How to Form a Link Local address from MAC Address

1. A MAC address (IEEE 802) is 48 bits long. The space for the local identifier in an IPv6 address is 64 bits. The EUI-64 standard explains how to stretch IEEE 802 addresses from 48 to 64 bits, by inserting the 16 bits 0xFFFE at the 24th bit of the IEEE 802.

2. By doing so, transforming MAC address 00-0C-29-C2-52-FF using the EUI-64 standards leads to 00-0C-29-FF-FE-C2-52-FF.

3. Using IPv6 notation, we get 000C:29FF:FEC2:52FF

4. Invert the universal bit ("u" bit) in the 6th position of the first octet. Thus the result is: 020c:29ff:fec2:52ff.

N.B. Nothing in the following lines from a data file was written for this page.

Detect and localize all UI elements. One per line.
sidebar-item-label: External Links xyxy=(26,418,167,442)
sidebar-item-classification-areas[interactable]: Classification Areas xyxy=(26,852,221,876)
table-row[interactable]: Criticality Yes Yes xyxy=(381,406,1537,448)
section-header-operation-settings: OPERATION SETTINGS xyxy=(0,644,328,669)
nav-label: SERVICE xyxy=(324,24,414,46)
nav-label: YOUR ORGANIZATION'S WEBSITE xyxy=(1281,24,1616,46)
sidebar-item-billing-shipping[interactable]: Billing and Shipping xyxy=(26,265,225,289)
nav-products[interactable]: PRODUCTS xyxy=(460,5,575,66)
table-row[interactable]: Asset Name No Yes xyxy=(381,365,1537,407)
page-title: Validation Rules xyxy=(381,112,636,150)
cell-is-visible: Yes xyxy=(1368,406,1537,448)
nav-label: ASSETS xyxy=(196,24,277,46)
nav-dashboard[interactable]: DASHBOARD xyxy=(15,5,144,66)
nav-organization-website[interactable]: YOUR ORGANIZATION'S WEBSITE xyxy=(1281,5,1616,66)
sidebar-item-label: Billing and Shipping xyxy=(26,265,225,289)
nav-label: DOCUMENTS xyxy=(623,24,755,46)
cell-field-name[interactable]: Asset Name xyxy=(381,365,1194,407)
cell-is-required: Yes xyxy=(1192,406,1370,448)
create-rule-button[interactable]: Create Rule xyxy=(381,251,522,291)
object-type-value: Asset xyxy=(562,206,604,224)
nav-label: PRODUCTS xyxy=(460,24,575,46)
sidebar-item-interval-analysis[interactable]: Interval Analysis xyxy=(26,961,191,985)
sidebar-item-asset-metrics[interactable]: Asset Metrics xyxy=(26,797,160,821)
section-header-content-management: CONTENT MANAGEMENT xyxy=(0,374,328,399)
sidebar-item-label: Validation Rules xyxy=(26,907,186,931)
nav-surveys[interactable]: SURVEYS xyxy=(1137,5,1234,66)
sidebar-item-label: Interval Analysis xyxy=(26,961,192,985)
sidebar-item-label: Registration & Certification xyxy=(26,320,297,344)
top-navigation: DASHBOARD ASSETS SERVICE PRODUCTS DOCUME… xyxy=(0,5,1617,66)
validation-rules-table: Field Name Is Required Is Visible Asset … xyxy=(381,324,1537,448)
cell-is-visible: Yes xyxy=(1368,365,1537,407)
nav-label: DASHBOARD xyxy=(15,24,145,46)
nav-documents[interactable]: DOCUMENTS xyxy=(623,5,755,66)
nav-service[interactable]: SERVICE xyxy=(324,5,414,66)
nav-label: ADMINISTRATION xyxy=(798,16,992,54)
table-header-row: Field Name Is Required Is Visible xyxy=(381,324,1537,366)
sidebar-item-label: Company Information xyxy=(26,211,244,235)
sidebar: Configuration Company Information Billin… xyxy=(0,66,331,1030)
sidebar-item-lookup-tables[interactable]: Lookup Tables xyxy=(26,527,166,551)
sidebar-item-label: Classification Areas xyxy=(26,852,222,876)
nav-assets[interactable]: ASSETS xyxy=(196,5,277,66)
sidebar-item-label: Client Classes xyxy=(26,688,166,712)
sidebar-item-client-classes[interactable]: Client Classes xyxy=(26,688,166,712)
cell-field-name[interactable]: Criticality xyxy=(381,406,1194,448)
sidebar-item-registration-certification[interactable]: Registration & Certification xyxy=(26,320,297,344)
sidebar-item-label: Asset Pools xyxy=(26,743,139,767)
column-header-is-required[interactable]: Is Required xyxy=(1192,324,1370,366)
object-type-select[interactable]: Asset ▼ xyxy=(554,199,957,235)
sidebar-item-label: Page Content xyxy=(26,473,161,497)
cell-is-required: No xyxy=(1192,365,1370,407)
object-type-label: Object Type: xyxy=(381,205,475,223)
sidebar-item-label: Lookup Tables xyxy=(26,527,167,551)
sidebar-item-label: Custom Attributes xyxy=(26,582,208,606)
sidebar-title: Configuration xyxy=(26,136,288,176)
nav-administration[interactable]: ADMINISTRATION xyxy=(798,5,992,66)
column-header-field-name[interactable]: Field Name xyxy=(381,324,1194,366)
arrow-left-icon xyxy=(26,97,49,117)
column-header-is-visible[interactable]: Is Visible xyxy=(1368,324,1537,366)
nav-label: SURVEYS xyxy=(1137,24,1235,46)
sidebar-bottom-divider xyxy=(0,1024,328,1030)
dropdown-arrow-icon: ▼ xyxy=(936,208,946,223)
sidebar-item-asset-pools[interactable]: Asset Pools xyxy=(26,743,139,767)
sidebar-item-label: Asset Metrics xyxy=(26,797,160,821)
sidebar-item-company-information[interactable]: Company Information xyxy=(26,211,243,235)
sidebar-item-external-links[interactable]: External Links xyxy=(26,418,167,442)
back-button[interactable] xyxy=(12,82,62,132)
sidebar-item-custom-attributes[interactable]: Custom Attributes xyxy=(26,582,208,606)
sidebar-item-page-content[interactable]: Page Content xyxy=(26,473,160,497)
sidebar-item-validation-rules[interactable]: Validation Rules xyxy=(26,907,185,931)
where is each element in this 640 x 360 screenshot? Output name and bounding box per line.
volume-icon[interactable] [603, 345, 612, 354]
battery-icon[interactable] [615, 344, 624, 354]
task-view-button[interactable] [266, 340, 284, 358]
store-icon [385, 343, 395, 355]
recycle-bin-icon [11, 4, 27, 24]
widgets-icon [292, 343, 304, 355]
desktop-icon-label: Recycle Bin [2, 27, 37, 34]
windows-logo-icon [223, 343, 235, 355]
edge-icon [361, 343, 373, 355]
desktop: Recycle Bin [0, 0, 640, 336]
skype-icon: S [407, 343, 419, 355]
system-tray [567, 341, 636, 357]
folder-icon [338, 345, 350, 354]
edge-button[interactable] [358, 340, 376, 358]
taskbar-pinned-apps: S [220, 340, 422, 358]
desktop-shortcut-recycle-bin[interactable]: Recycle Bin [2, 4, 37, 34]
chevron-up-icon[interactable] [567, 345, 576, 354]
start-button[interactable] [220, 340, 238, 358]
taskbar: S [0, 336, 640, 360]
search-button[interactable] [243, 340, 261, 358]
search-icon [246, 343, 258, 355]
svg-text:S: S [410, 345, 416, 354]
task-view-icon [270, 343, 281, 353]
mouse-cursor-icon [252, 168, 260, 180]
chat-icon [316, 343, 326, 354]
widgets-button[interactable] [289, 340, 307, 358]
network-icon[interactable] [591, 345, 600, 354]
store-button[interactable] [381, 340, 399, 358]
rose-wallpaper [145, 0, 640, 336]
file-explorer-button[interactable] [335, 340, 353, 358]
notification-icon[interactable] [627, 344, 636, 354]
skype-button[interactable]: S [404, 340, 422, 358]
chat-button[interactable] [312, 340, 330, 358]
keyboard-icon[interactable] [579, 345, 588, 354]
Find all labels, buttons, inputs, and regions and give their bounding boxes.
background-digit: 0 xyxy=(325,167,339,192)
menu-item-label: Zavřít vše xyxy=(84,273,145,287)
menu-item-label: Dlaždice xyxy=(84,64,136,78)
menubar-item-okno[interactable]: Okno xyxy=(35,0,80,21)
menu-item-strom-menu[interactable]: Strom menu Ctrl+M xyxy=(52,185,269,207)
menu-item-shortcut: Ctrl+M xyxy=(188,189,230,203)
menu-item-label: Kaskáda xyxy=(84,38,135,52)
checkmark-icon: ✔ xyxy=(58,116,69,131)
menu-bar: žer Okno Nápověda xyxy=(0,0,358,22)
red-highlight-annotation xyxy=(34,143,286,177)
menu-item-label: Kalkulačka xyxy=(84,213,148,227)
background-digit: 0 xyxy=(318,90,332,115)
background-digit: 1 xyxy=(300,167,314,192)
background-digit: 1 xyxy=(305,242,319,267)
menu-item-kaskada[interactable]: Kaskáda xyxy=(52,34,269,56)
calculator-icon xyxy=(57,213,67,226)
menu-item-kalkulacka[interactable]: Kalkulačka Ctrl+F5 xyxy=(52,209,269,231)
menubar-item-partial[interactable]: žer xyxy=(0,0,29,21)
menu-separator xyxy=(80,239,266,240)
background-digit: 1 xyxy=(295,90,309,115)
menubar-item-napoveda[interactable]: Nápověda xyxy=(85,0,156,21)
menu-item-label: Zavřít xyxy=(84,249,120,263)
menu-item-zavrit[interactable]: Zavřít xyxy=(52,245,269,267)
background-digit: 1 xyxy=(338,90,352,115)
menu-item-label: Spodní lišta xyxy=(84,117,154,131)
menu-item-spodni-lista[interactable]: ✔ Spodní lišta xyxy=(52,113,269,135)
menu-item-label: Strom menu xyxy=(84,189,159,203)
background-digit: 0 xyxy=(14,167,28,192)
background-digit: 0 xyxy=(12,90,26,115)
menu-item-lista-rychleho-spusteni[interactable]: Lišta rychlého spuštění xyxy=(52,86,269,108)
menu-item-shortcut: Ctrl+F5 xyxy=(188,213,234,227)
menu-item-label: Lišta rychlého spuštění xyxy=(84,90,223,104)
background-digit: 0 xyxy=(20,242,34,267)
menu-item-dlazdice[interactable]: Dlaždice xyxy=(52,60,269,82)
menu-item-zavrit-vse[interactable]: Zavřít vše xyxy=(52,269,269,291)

5. The second phase of creating automatically a link-local address is to prefix the well-known prefix fe80::/64 to the identifier resulting from phase one

Finally we obtain fe80::20c:29ff:fec2:52ff

1 comment:

Brian said...

Mr. Gulati,

Thank you for producing such an informative blog. As I slog my way through learning IPv6, your postings have been very helpful. I have a question though. You mention that the universal bit is the 6th bit in the first octet (from the right it would seem). I've found an article on Cisco from 2004 which agrees with what you say, but I've also found a CCIE blog and text in "The TCP/IP Guide", which both say the universal bit is the 7th bit from the left, in the first octet (2nd bit from the right in the first octet). Can you help clarify which it is?